The reality is that they are sometimes at the mercy of the risk tolerance of their overall organization and maybe they have capital requirements that there are already too many contractor loans on their balance sheet and they’re not adequately capitalized, so they want to save their balance sheet for those clients. It’s just going to be a harder market for contractors. I think a much harder market than it’s been in the last three or four years when this has been a pretty strong environment with, of course, the exception of COVID.
Chris:
In closing, what can we do? What can sellers do? One thing I would remind sellers of is the reason that you’re generally looking for a bank loan is to fund the purchase of 1042 notes, meaning if you’re not taking 1042, there’s less reason to go to a bank and borrow a significant amount of money. If you are taking 1042, there’s always the option if you have personal liquidity to use some of that liquidity to either facilitate a longer period of time that you can shop the bank, deal with the bank, or negotiate with the bank, but also that you could lower the amount of the bank loan that you actually take down if you’re willing to put some of your personal assets up as part of the financing of the notes.

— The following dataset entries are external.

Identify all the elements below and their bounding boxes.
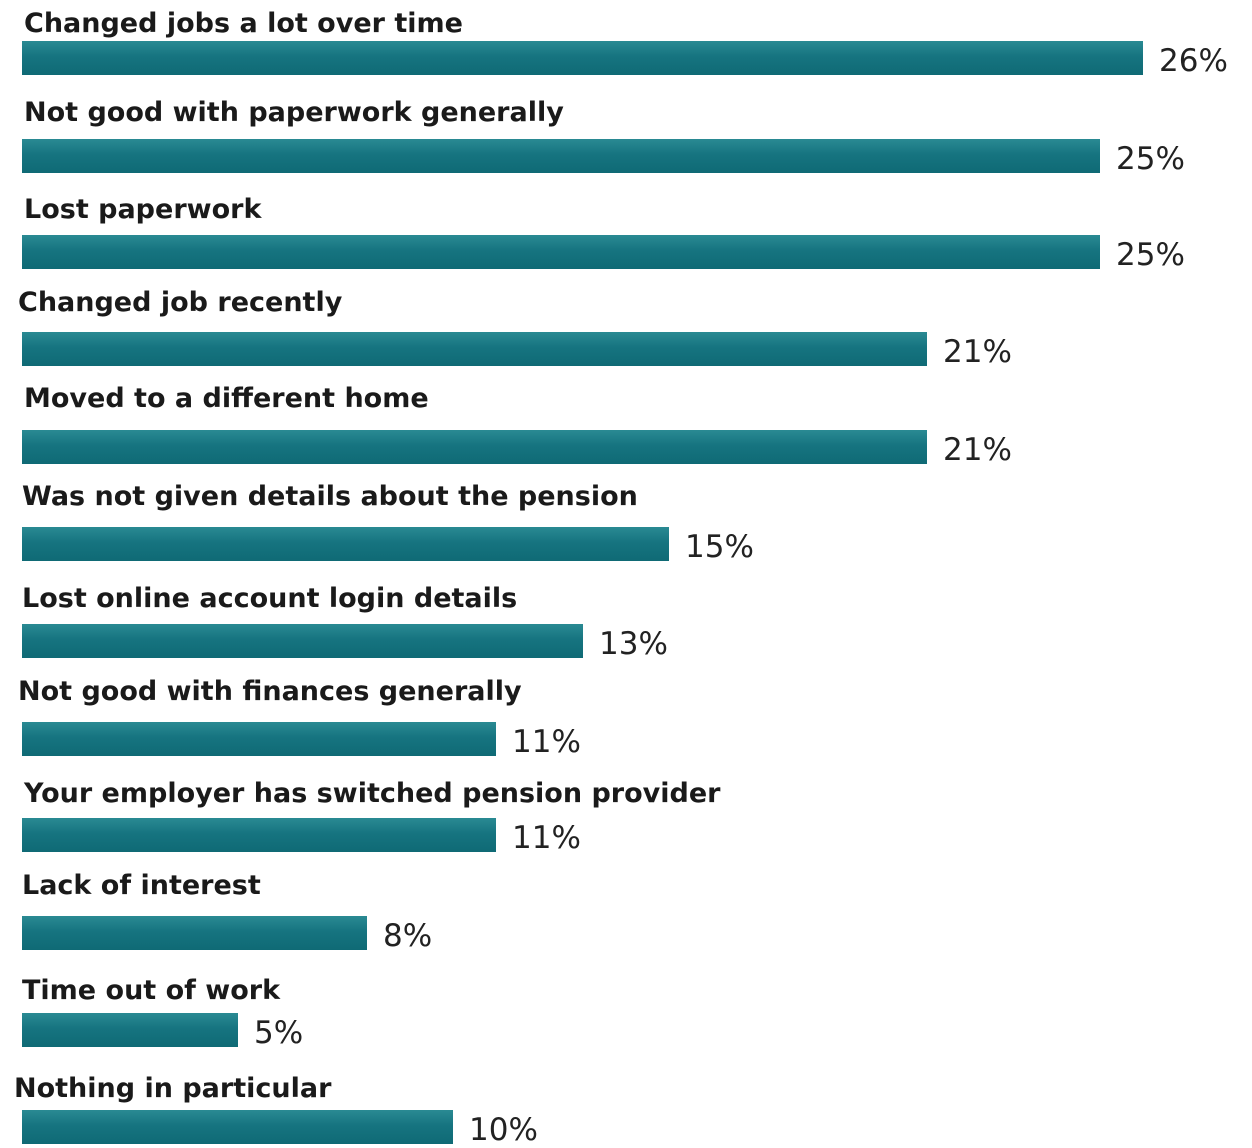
value-label: 13% (599, 626, 668, 662)
value-label: 11% (512, 724, 581, 760)
bar (22, 722, 496, 756)
bar (22, 139, 1100, 173)
category-label: Lost paperwork (24, 194, 262, 225)
value-label: 25% (1116, 141, 1185, 177)
bar (22, 916, 367, 950)
value-label: 26% (1159, 43, 1228, 79)
value-label: 25% (1116, 237, 1185, 273)
value-label: 21% (943, 432, 1012, 468)
category-label: Changed job recently (18, 287, 343, 318)
category-label: Not good with paperwork generally (24, 97, 564, 128)
value-label: 11% (512, 820, 581, 856)
value-label: 5% (254, 1015, 304, 1051)
category-label: Moved to a different home (24, 383, 429, 414)
bar (22, 332, 927, 366)
category-label: Was not given details about the pension (22, 481, 638, 512)
value-label: 15% (685, 529, 754, 565)
value-label: 10% (469, 1112, 538, 1148)
value-label: 21% (943, 334, 1012, 370)
category-label: Lack of interest (22, 870, 261, 901)
bar (22, 430, 927, 464)
category-label: Lost online account login details (22, 583, 518, 614)
bar (22, 235, 1100, 269)
bar (22, 818, 496, 852)
bar (22, 527, 669, 561)
category-label: Not good with finances generally (18, 676, 522, 707)
bar (22, 41, 1143, 75)
category-label: Changed jobs a lot over time (24, 8, 463, 39)
value-label: 8% (383, 918, 433, 954)
category-label: Your employer has switched pension provi… (24, 778, 721, 809)
bar (22, 1013, 238, 1047)
bar (22, 1110, 453, 1144)
category-label: Nothing in particular (14, 1073, 332, 1104)
category-label: Time out of work (22, 975, 281, 1006)
bar (22, 624, 583, 658)
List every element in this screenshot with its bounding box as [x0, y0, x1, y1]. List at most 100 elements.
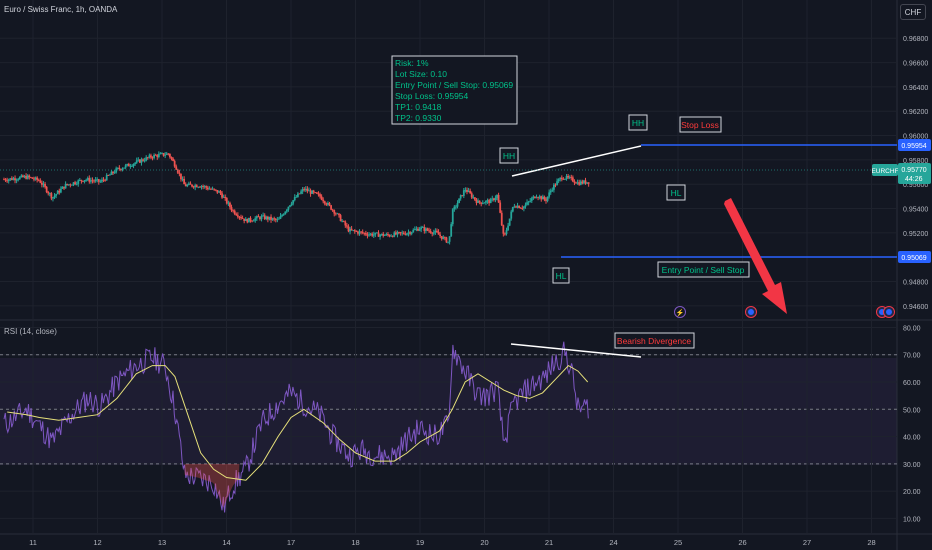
candle-body — [278, 218, 280, 220]
price-tick-label: 0.95800 — [903, 158, 928, 165]
candle-body — [567, 176, 570, 178]
candle-body — [420, 227, 423, 230]
label-hl-low[interactable]: HL — [552, 267, 570, 284]
svg-text:0.95770: 0.95770 — [901, 167, 926, 174]
candle-body — [241, 218, 244, 219]
candle-body — [86, 178, 89, 180]
candle-body — [69, 184, 72, 186]
label-stop-loss[interactable]: Stop Loss — [679, 116, 722, 133]
candle-body — [492, 198, 495, 201]
candle-body — [29, 177, 32, 179]
candle-body — [157, 154, 160, 158]
candle-body — [584, 180, 587, 184]
candle-body — [413, 229, 416, 231]
label-hl-right[interactable]: HL — [666, 184, 686, 201]
candle-body — [334, 213, 337, 215]
rsi-tick-label: 70.00 — [903, 353, 921, 360]
price-tick-label: 0.96800 — [903, 36, 928, 43]
candle-body — [142, 159, 144, 161]
candle-body — [156, 155, 159, 158]
candle-body — [115, 168, 118, 173]
candle-body — [34, 177, 37, 180]
svg-text:0.95069: 0.95069 — [901, 255, 926, 262]
candle-body — [176, 169, 179, 173]
candle-body — [376, 232, 378, 234]
time-tick-label: 18 — [351, 538, 359, 547]
candle-body — [497, 194, 500, 203]
candle-body — [341, 220, 344, 222]
trade-info-tp2: TP2: 0.9330 — [395, 113, 442, 123]
candle-body — [289, 205, 291, 207]
label-hh-left[interactable]: HH — [499, 147, 519, 164]
candle-body — [541, 196, 544, 200]
candle-body — [80, 179, 83, 181]
candle-body — [217, 191, 220, 193]
price-tick-label: 0.96200 — [903, 109, 928, 116]
candle-body — [491, 198, 494, 200]
candle-body — [390, 235, 393, 237]
candle-body — [339, 215, 342, 222]
candle-body — [540, 196, 543, 200]
candle-body — [391, 235, 394, 237]
rsi-tick-label: 20.00 — [903, 489, 921, 496]
label-bearish-divergence[interactable]: Bearish Divergence — [614, 332, 695, 349]
candle-body — [284, 211, 287, 215]
candle-body — [126, 163, 129, 166]
candle-body — [146, 157, 149, 159]
candle-body — [575, 182, 577, 184]
time-tick-label: 13 — [158, 538, 166, 547]
candle-body — [72, 182, 75, 185]
candle-body — [404, 233, 407, 235]
trendline-rsi-divergence[interactable] — [510, 343, 642, 358]
trendline-hh[interactable] — [511, 145, 642, 177]
candle-body — [549, 190, 552, 193]
candle-body — [64, 183, 67, 189]
candle-body — [83, 180, 86, 182]
candle-body — [131, 165, 133, 167]
candle-body — [233, 210, 236, 215]
candle-body — [208, 188, 211, 190]
label-hh-right[interactable]: HH — [628, 114, 648, 131]
candle-body — [504, 233, 506, 235]
rsi-tick-label: 60.00 — [903, 380, 921, 387]
candle-body — [417, 228, 419, 231]
svg-text:44:26: 44:26 — [905, 176, 923, 183]
candle-body — [437, 232, 440, 235]
candle-body — [521, 208, 524, 209]
candle-body — [99, 181, 102, 183]
candle-body — [47, 192, 50, 194]
candle-body — [50, 193, 53, 199]
svg-text:⚡: ⚡ — [676, 308, 685, 317]
trade-info-tp1: TP1: 0.9418 — [395, 102, 442, 112]
candle-body — [137, 159, 140, 161]
price-tick-label: 0.96400 — [903, 85, 928, 92]
time-tick-label: 21 — [545, 538, 553, 547]
rsi-tick-label: 80.00 — [903, 325, 921, 332]
label-entry-sell-stop[interactable]: Entry Point / Sell Stop — [657, 261, 750, 278]
candle-body — [308, 190, 310, 192]
candle-body — [349, 228, 351, 232]
candle-body — [393, 232, 396, 237]
svg-text:Stop Loss: Stop Loss — [681, 120, 719, 130]
candle-body — [442, 237, 445, 239]
candle-body — [48, 193, 51, 195]
candle-body — [22, 175, 24, 178]
candle-body — [262, 215, 265, 217]
candle-body — [78, 179, 81, 181]
event-marker-bolt-icon[interactable]: ⚡ — [674, 306, 686, 318]
candle-body — [303, 189, 306, 190]
trade-info-box[interactable]: Risk: 1% Lot Size: 0.10 Entry Point / Se… — [391, 55, 518, 125]
currency-button[interactable]: CHF — [900, 4, 926, 20]
event-marker-dividend-icon[interactable] — [745, 306, 757, 318]
candle-body — [150, 155, 152, 158]
event-marker-pair-icon[interactable] — [876, 306, 895, 318]
candle-body — [508, 218, 511, 226]
candle-body — [571, 177, 574, 182]
candle-body — [473, 197, 476, 200]
price-tick-label: 0.95200 — [903, 231, 928, 238]
candle-body — [412, 229, 415, 233]
candle-body — [301, 189, 304, 192]
bearish-arrow[interactable] — [724, 198, 787, 314]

The other option, of course, which nobody wants to talk about is the sellers can take lower purchase prices if that’s going to alleviate some of the compression on some of the covenant coverage and cash flows, etc. But, other than that, other solutions could be partial ESOPs, which we’ve seen where if there’s not a need to necessarily sell a hundred percent, it has some of its own complications, especially around 1042. Each circumstance is a bit different.
Chase:
I think about alternatives to your traditional senior lender. I think there’s still the demand for a lot of that that’s not yet met by supply. I know there are a few names out there and I’m sure there are lots that I don’t know about, but there are alternative sources of either, if not senior debt, structured debt that can come in and supplement if the bank’s going to be a bit lighter than expected and there’s that need for additional liquidity. My guess is that in this market that’s going to become a theme that we see going into 2023 where there’s a need that gets filled by lenders that are more alternative to the traditional banks.
Chris:
With that, Chase, I’ll let you close us out and launch us into 2023.
Chase:
To our listeners this year, we appreciate you chiming in or listening to us chime in, rather. We hope that we’re able to bring you many more episodes and keep track of what happens in 2023 in real-time, so stay tuned. Looking forward to the new year with y’all. Take care.
Now for the fine print. This podcast is for general informational purposes only. It does not create an advisor-client relationship between Acuity Advisors and the listener or reader and is not intended as advice for a specific situation. Thank you again everyone for a wonderful year. We appreciate you tuning in and we look forward to seeing you next year. Happy Holidays and Happy New Year!